As you know, we must reduce our expenditures by three percent, which equates to $15 million dollars. In order to meet this target, it is imperative that we also consider how we achieve this end, informed by our mission and values.

As a Catholic health care organization, our deficit reduction strategies must preserve and protect the dignity of all who may be potentially affected, including our patients and staff. We also must demonstrate a clear link to our values with each option considered, and we must be able to articulate why one value is more important than another. This will require first that we understand what our values mean, and what they compel us to do.

This may appear an impossible task — living the mission while living within a dramatically reduced budget. It certainly would be more expedient to put aside our mission and values when difficult financial decisions must be made. But I believe the solutions that will help us remain a financially viable and responsible ministry in service to the community are those that witness our values. Ultimately, it will be the well-grounded, values-based decisions that we will be able to communicate with confidence, live with and morally defend.

This type of messaging requires time, thought and care, and demonstrates our belief as Catholic health care providers that how we arrive at decisions, and the way we communicate them, is just as important as the decisions themselves. To this end, Covenant Health has developed the Covenant Health Mission Discernment Tool1 to help our leaders build and use this communication skill.
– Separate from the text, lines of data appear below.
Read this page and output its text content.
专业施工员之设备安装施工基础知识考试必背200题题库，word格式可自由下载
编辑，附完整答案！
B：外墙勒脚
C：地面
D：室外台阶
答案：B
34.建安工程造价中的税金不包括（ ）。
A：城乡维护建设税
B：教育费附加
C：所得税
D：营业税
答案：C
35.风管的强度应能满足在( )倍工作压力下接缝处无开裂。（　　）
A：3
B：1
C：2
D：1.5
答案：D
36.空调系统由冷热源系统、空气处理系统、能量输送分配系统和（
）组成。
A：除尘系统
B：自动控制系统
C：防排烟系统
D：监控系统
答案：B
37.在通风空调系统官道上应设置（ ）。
While discernment tools are certainly not new to Catholic health care, we created ours to reinforce the communication dimension of values-based decision making — something we thought needed more emphasis in the ministry. We built in a series of questions that not only prompts leaders to articulate and weigh the values underlying a decision, but also helps them communicate with key stakeholders in ways that link the decision — and the decision-making process — to the underlying values.

Our work began in October 2008 with the consolidation of 16 Catholic health care facilities in Alberta to create Covenant Health, the largest Catholic faith-based organization in Canada. Along with the consolidation came a new mission, vision, core values and logo building on the common legacy and strengths of our founding sites. Moreover, we structured a code of conduct around the newly articulated values, entitled Our Commitment to Ethical Integrity.

These foundational documents2 form part of our broader mission integration and internal communication strategies. These early efforts conveyed to our organization the board and senior team's expectations that our values would drive everything we say and do, including the decisions we make.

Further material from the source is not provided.